A reunião que não era pra ser, e como o governo trapalhão e psicopático de Jair Bolsonaro acentua ainda mais a animosidade entre as classes militares
No militarismo a hierarquia se define em três “círculos hierárquicos” que “são âmbitos de convivência”. O círculo dos oficiais, dos praças e dos praças especiais. Desconsiderando o último, que se refere aos diversos alunos em formação, a “linha demarcatória”, a hierarquia, torna-se uma cisão, um racha de fato entre os dois primeiros círculos, entre a oficialidade e a suboficialidade. Existe aí uma tensão que transcende a mera legalidade, necessária ao cumprimento das funções estatais. A coesão e a eficiência da Força Armada dependem do ajustamento dessa tensão.

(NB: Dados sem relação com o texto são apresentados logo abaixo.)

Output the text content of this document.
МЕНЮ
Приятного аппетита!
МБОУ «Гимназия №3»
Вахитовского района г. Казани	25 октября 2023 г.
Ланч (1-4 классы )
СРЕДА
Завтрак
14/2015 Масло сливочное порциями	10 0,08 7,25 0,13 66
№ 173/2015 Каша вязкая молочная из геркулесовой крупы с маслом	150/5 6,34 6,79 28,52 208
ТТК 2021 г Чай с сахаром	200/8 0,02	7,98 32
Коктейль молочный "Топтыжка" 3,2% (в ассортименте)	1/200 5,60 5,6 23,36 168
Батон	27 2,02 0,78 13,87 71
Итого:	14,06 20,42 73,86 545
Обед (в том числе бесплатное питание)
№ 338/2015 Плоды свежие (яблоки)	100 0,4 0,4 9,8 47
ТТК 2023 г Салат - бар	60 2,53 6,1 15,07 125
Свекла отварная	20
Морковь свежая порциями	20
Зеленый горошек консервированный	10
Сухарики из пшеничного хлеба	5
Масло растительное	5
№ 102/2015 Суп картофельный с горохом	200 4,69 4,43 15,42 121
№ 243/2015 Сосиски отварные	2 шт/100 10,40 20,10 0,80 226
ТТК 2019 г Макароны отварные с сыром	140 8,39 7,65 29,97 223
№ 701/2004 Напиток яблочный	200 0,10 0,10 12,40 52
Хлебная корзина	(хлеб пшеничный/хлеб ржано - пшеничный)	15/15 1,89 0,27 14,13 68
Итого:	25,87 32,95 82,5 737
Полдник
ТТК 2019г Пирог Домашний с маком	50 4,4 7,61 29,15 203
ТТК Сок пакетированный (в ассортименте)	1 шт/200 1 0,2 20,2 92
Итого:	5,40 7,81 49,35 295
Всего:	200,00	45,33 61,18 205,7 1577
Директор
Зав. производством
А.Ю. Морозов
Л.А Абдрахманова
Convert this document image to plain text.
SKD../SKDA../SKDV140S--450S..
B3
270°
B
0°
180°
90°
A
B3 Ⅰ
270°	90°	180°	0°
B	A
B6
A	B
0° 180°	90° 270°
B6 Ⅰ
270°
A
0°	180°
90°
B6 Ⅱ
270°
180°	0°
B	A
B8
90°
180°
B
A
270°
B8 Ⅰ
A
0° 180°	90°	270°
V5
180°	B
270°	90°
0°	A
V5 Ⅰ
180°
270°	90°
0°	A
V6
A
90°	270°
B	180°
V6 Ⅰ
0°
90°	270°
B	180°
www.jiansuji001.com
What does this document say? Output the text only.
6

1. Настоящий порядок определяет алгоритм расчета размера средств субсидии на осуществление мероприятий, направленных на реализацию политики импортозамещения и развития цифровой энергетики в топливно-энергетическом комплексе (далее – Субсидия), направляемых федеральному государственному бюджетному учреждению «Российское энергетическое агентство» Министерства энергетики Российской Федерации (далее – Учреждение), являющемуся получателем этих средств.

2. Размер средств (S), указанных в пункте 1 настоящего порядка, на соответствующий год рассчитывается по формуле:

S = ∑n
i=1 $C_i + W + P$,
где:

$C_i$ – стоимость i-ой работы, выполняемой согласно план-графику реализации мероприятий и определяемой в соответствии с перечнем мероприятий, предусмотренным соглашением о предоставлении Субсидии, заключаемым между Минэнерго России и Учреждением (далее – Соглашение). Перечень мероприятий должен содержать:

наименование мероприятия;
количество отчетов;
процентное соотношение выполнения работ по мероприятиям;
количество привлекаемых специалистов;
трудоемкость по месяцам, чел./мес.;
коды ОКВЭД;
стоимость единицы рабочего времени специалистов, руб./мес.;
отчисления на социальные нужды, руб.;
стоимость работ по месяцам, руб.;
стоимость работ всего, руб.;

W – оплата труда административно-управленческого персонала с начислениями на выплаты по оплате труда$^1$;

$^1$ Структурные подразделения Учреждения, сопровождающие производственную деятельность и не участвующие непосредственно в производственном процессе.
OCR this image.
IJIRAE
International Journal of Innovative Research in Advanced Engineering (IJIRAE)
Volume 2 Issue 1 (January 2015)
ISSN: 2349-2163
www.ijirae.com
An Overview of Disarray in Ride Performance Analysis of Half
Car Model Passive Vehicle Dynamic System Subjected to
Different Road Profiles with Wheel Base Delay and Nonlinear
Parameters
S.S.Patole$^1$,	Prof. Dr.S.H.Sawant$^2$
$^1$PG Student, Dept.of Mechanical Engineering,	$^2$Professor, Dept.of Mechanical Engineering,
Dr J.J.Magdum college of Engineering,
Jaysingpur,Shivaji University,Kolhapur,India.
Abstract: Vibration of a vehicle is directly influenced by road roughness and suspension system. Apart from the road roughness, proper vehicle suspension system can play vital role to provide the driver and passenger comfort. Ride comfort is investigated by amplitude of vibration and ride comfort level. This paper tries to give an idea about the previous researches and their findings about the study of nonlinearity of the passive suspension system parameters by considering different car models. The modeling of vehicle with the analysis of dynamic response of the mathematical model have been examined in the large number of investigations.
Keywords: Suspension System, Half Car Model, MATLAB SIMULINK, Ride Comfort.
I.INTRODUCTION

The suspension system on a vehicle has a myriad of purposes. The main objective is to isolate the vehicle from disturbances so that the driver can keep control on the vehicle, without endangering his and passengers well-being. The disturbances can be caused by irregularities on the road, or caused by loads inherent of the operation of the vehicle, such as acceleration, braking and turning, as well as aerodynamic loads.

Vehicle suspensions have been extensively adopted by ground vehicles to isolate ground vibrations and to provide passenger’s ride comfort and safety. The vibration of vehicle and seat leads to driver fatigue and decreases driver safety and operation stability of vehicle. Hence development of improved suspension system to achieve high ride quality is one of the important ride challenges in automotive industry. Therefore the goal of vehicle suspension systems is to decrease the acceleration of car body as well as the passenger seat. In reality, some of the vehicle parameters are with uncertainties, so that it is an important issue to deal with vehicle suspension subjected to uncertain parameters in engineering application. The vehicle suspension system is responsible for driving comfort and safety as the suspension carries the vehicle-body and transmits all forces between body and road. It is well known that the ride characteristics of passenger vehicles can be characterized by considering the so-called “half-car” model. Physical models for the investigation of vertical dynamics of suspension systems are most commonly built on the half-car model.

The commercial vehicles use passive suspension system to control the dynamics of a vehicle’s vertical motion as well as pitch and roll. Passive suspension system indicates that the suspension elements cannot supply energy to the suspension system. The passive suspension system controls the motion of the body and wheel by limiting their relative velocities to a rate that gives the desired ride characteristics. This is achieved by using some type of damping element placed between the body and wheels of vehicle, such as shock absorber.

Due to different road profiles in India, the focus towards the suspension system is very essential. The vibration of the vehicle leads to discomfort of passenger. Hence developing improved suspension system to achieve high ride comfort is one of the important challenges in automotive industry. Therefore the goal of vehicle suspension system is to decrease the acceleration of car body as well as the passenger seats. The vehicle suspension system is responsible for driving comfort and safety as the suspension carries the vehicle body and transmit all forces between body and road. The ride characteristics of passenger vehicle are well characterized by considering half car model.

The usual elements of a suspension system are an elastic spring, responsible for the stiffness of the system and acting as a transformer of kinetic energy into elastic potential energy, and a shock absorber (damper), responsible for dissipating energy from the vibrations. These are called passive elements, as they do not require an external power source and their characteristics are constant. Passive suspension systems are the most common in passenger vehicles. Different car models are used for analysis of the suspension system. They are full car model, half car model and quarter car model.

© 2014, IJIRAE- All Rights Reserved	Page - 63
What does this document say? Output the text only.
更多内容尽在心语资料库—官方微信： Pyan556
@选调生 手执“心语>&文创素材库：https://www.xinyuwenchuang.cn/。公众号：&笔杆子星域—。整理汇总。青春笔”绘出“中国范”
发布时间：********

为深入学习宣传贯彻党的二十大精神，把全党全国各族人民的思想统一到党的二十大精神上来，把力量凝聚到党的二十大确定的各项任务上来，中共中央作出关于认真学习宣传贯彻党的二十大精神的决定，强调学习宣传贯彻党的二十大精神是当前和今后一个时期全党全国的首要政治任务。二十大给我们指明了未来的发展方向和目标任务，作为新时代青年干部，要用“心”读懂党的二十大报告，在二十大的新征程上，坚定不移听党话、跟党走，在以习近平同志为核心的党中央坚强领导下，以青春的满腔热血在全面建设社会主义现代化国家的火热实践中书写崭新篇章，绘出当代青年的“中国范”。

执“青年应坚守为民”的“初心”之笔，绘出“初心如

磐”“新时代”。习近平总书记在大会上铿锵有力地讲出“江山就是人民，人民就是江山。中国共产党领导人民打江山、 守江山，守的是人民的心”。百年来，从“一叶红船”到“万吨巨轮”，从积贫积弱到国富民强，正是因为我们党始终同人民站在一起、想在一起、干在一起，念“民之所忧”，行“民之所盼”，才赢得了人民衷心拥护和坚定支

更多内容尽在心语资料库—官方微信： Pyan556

As forças armadas brasileiras que em grande parte delinearam o gigantesco território, graças ao soldado nativo, a contragosto incorporado às suas fileiras, nasceram com as capitanias, cresceram com as bandeiras, adolesceram na República e fizeram-se adultas na Itália. Essas Forças incorporaram o negro, o índio e o branco, e à força de hierarquia e disciplina, amalgamaram-nos no soldado profissional. Elas viram o inigualável processo civilizatório de todo um povo, colaboraram para o fim da escravidão, assistiram à emancipação das mulheres. Mas resta ainda, imiscuída em suas entranhas, invisível aos olhos da sociedade, uma mácula, um preconceito, às vezes velado no trato pessoal, mas que vez por outra aflora, como uma flor do mal.
Numa entrevista, o ministro general Heleno (quando ainda era apenas general) disse com estrépito, batendo no peito, que as Forças Armadas eram as “instituições mais democráticas do Brasil”, pois na caserna não havia preconceito de espécie alguma. Todos seriam iguais e teriam as mesmas oportunidades. Um quadro bonito de se ver. Imagine-se um soldadinho que ao fim da carreira é um engalanado general. Lindo, não!? Mas a sociedade ignora que há duas casernas. Uma para o nobre (o oficial) e outra para o pobre (o praça). Água e óleo, eles não se misturam.
Há entre a oficialidade e a suboficialidade uma animosidade que parece resistir aos séculos. Inabalável como uma rocha, resiste aos vendavais que por vezes sacodem as sociedades. Tudo muda, mas a hostilidade e a desconfiança entre comandante e comandado, entre o oficial e o praça permanecem. Esse sentimento, que tem todos os traços de psicopatia, descambou para um tipo bizarro de racismo de classe, um classismo. Todos os ódios, reservas, os preconceitos de cor, de etnia, de sexo, de idade foram, por força das pressões oriundas da sociedade civil em evolução, remodelados e concentrados na única válvula de escape disponível, neste classismo nefasto que se oculta na hierarquia militar. E a pressão é sempre unidirecional, de cima para baixo. Do oficial para o suboficial. Não é uma luta de classes. É um massacre.
Pela análise acima e a julgar pelo modo como o (des)governo Bolsonaro está lidando com a crise crescente entre os veteranos das três Forças, traídos por ele e sua maldita Lei 13.954/2019, parece que a psicopatia da caserna migrou junto com os generais para o palácio do planalto.
Na terça-feira, 15, publicou-se na RSM que o secretário da presidência havia convocado os representantes da tropa para uma reunião que, pensou-se, seria para resolver os problemas da Lei. O advogado experiente e conhecido da família militar, Dr. Adão Farias, o conceituado SO Márcio Rodrigues e o Vereador Fabrício (que também é suboficial) foram convidados, mas foram surpreendidos pelo tratamento de cavalaria com que o general travestido de secretário lhes brindou, sendo a cereja do bolo o fato de o Vereador ter sido impedido de adentrar à sala!
O secretário não deve saber que um “vereador é um agente político, eleito para sua função pelo voto direto e secreto da população”, o equivalente municipal do deputado federal. Se ele não sabe disso, no mínimo cometeu uma gafe imperdoável. Num governo de pessoas mentalmente sãs ganharia o cartão vermelho. Mas, se ele sabe disso, e agiu como agiu com o Vereador, PORQUE o Fabrício também é Suboficial, pode-se supor que na mente deste ministro, que nunca deixou de ser um general, o Vereador nunca deixou de ser um Suboficial, ou seja, um inferior. E ele provavelmente acha que agindo como agiu está cumprindo com o seu dever de general, isto é, massacrar um subordinado com o que estiver mais à mão, que no caso dele, foi a truculência, atual moeda de troca naquele palácio.
Com uma interlocução desse nível, o caminho mais fácil para se resolver as questões da Lei 13.954/2019 é o que leva ao poder judiciário, onde, espera-se, a hierarquia e a disciplina sejam moderadas com dignidade e honra, qualidades que faltam aos psicopatas… fardados ou não.